Dalam kesempatan tersebut, tim auditor BPK RI mengapresiasi keterbukaan dan kerja sama jajaran Polda NTT selama proses pemeriksaan berlangsung. BPK RI juga menekankan pentingnya pengelolaan aset secara tertib dan akurat, khususnya Aset Tak Berwujud seperti perangkat komputer dan perangkat lunak (software), agar seluruhnya tercatat dengan baik dalam laporan keuangan.
Selain itu, komitmen untuk mempertahankan opini Wajar Tanpa Pengecualian (WTP) menjadi pesan utama dalam exit meeting tersebut.

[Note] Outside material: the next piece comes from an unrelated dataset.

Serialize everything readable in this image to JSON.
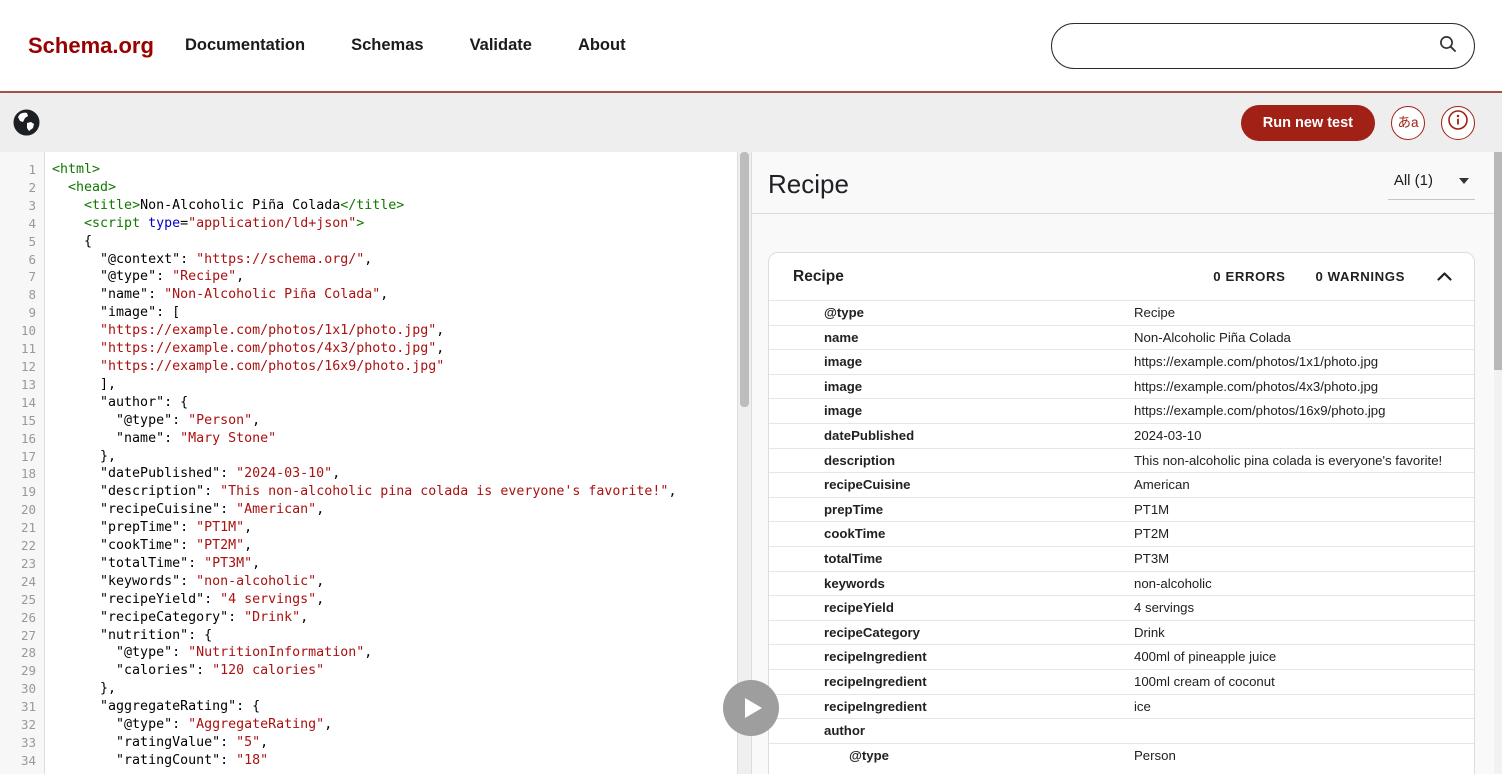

Opini WTP dinilai sebagai indikator penting dalam memastikan laporan keuangan disajikan secara transparan, akuntabel, dan sesuai dengan standar akuntansi pemerintahan.
Kapolda NTT, Irjen Pol Rudi Darmoko, menyampaikan apresiasi dan terima kasih atas profesionalisme tim audit BPK RI selama 17 hari pelaksanaan pemeriksaan. Ia menegaskan bahwa BPK RI merupakan mitra strategis dalam memperkuat tata kelola organisasi, khususnya dalam aspek pengelolaan keuangan dan aset.
“Seluruh rekomendasi yang diberikan akan segera kami tindaklanjuti secara profesional dan tepat waktu sebagai bagian dari komitmen memperkuat sistem pengendalian internal,” tegasnya.
Dengan berakhirnya proses audit ini, Polda NTT menegaskan komitmennya untuk terus meningkatkan kualitas pengelolaan keuangan negara serta menjaga kepercayaan publik terhadap institusi Polri melalui tata kelola yang bersih dan akuntabel.